他们还在冷战呢,既然他不想说,她也不想问。

    顺着厨房的窗户往外看去,天已经擦黑了。

    夏日天长,她拿出手机一看,果然都已经快八点了。

    连忙放下抹布,她说:“都这个时间了,我得走了。”

    “等等。”靳闻则叫她。

    她扭头,一脸不解地等待下文。

    对视片刻,他的声音更低了,好似忍着什么痛楚,也好似耗尽了力气,以至于冷峻的面容,像易碎的白色瓷器。

    “你在客厅坐一下。”

    秦月不明所以,不过还是回到了客厅去。

    靳闻则抬起骨节修长的手,用指尖重重地摁了几下太阳穴,喉结剧烈滚动,把所有血腥气都压下。

    之后,他走去阳台,打了个电话。

    对面很快接起:“先生,那个修热水器的已经被高强度审讯了两个小时了,就是个搞黄网的,见秦月是个明星,所以生出了邪恶的心思,您放心,不是冲着您来的。”

    靳闻则的声线寒冽,似隆冬的冰雪。

    “拍到了秦月什么没有?”

    “还没来得及。
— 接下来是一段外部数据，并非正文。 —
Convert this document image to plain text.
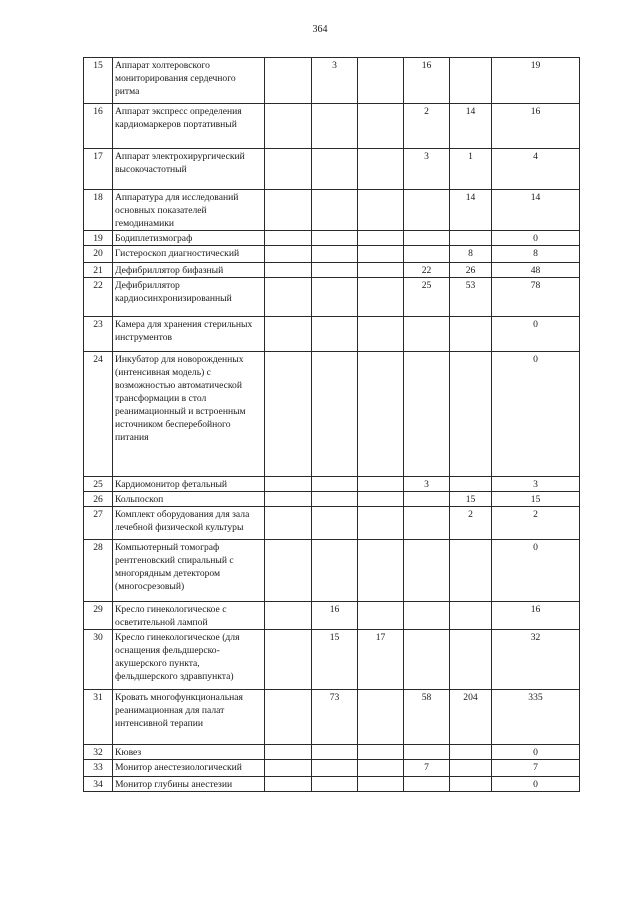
364
15	Аппарат холтеровского мониторирования сердечного ритма		3		16		19
16	Аппарат экспресс определения кардиомаркеров портативный				2	14	16
17	Аппарат электрохирургический высокочастотный				3	1	4
18	Аппаратура для исследований основных показателей гемодинамики					14	14
19	Бодиплетизмограф						0
20	Гистероскоп диагностический					8	8
21	Дефибриллятор бифазный				22	26	48
22	Дефибриллятор кардиосинхронизированный				25	53	78
23	Камера для хранения стерильных инструментов						0
24	Инкубатор для новорожденных (интенсивная модель) с возможностью автоматической трансформации в стол реанимационный и встроенным источником бесперебойного питания						0
25	Кардиомонитор фетальный				3		3
26	Кольпоскоп					15	15
27	Комплект оборудования для зала лечебной физической культуры					2	2
28	Компьютерный томограф рентгеновский спиральный с многорядным детектором (многосрезовый)						0
29	Кресло гинекологическое с осветительной лампой		16				16
30	Кресло гинекологическое (для оснащения фельдшерско-акушерского пункта, фельдшерского здравпункта)		15	17			32
31	Кровать многофункциональная реанимационная для палат интенсивной терапии		73		58	204	335
32	Кювез						0
33	Монитор анестезиологический				7		7
34	Монитор глубины анестезии						0
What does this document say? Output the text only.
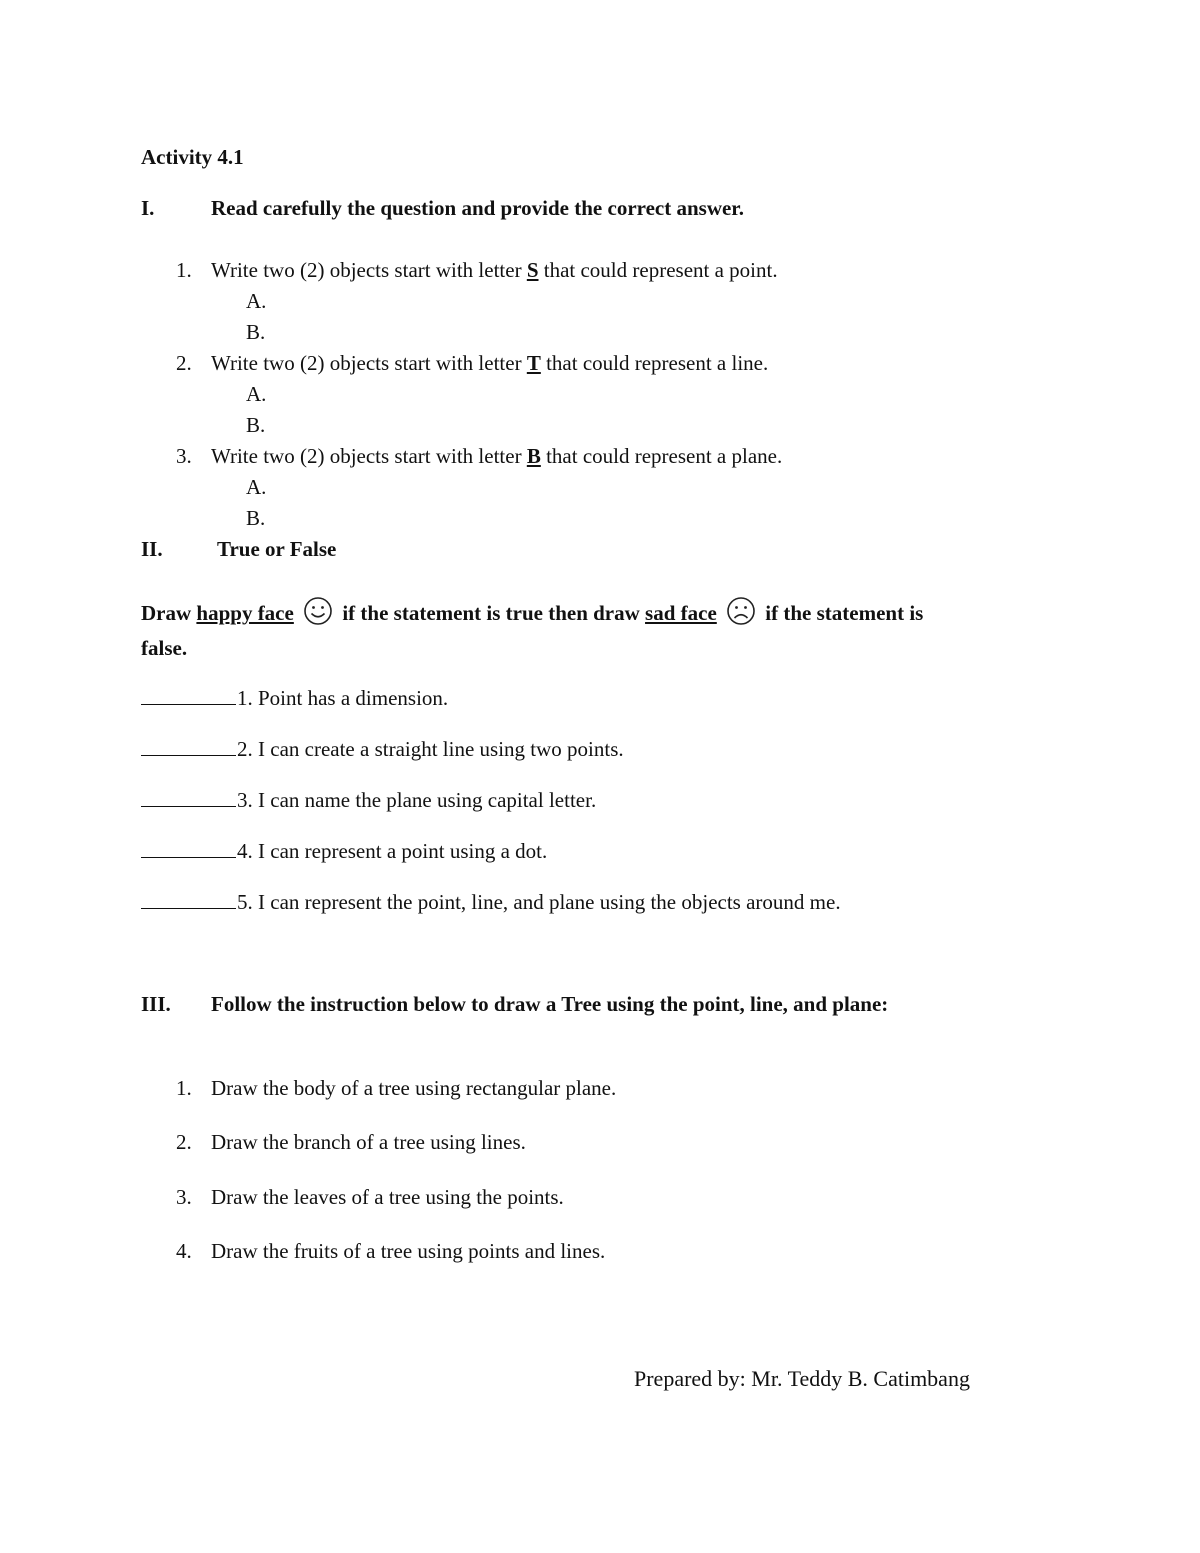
Activity 4.1
I.	Read carefully the question and provide the correct answer.
1. Write two (2) objects start with letter S that could represent a point.
A.
B.
2. Write two (2) objects start with letter T that could represent a line.
A.
B.
3. Write two (2) objects start with letter B that could represent a plane.
A.
B.
II.	True or False
Draw happy face  if the statement is true then draw sad face  if the statement is
false.
1. Point has a dimension.
2. I can create a straight line using two points.
3. I can name the plane using capital letter.
4. I can represent a point using a dot.
5. I can represent the point, line, and plane using the objects around me.
III. Follow the instruction below to draw a Tree using the point, line, and plane:
1. Draw the body of a tree using rectangular plane.
2. Draw the branch of a tree using lines.
3. Draw the leaves of a tree using the points.
4. Draw the fruits of a tree using points and lines.
Prepared by: Mr. Teddy B. Catimbang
”

    靳闻则眼里的寒光半点都没减弱:“派贺氏的律师团去处理这个案子,走最高的量刑。”

    那边听出了他的怒意,声音一紧:“是!”

    秦月坐在沙发上,正拿包包上的流苏逗着暴君。

    她是典型的东方长相,明艳大气,笑起来眼睛弯弯的,很漂亮。

    不过靳闻则走过去时,她下意识收敛了笑容。

    他的心也好像是被什么给划了下,又被更厚重的冰层封了起来,漆黑的瞳孔里看不出丝毫波动。

    “走吧。”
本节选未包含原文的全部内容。